Waiting on Perfect Timing!

I remember waiting and waiting till Sammy could fit into size 3 months clothing. He was such a tiny babe. I couldn’t wait for him to grow big enough for dress him up.

I couldn’t wait for us to have the perfect house. That looked like a house on property with a pool, lots of property and all the toys. The boys would never be bored.

I can’t wait till they are all out of car seats, or can do their own laundry. How great it will be for them to cook and clean after themselves.

We went and saw Indiana Jones today to Tyler’s birthday. There was a line that I wish I could remember but paraphrasing badly it said… there is never the such a thing as the perfect time.

Often we wait for the perfect time to have children, or go on vacation or can’t wait for that perfect moment. But will it be perfect?

When I am just doing laundry for 2 people or myself, will it be perfect? I am pretty sure it will suck. I am sure I will miss cooking for a busload of boys. I can’t imagine missing the ridiculous amount of laundry I do now… but I am sure I will. It means they will be gone.

I am trying to enjoy now. Not 2 years from now when going to Disney will be perfect timing because Josh will be 5 years old.
I would rather go to the beach tomorrow and enjoy what is now.

I have realized that I don’t want my life to be controlled by projects… such as right now it feels like life will be great after the move.

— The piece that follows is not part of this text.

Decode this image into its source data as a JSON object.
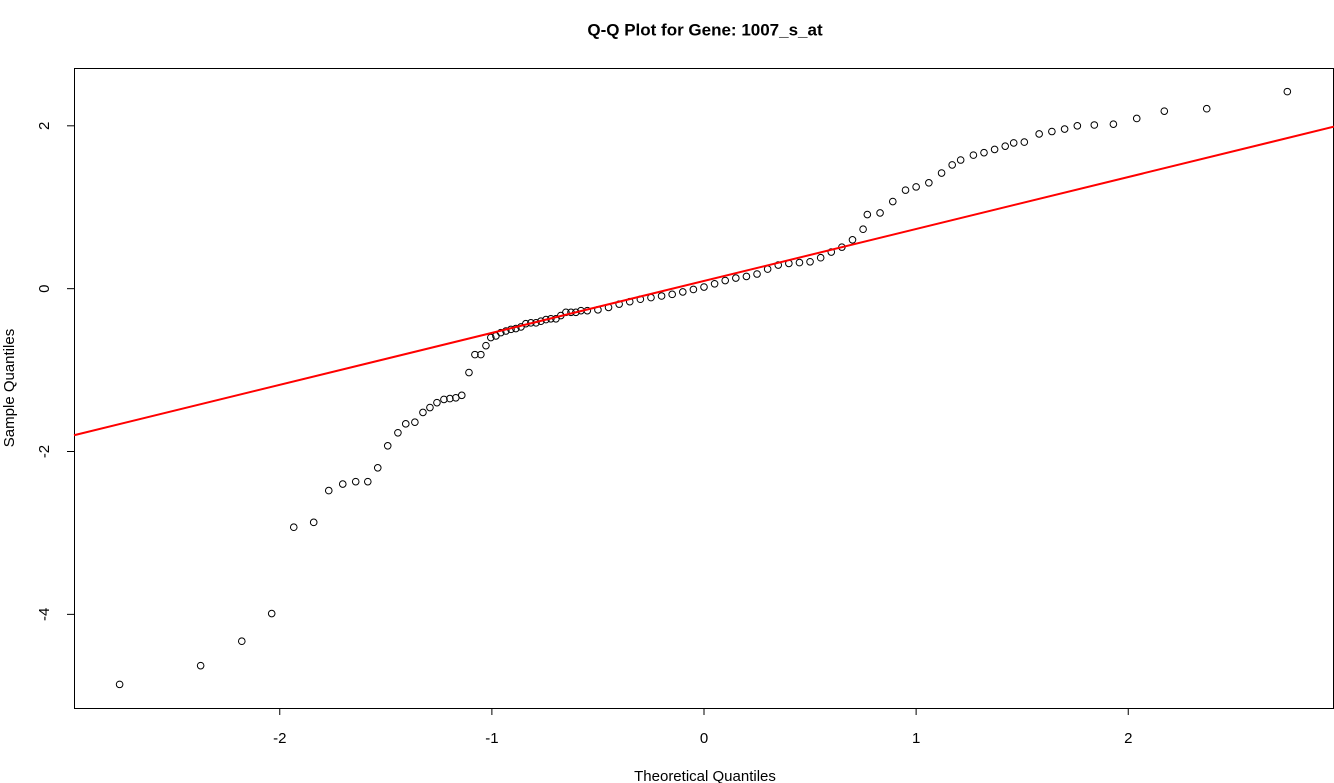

I know it will but… I don’t want to miss this summer with the boys either. I don’t want to skip the 2 months of memories we can make only to be fixated on the future. The future isn’t promised to us, only today.

Sanj and I were talking about the endless nights where there is not enough room for us on our KING SIZE bed. Yet I know that is only a moment in the big picture. I know we need to be there for our children when they need us now. Soon they won’t be coming to us so willing.

I need to learn to focus and appreciate today. Did I do the best I could today? Was I a good mom today? Or at least an OK mom? What kind of wife was I?

I am only promised today. Today is the perfect time, isn’t it?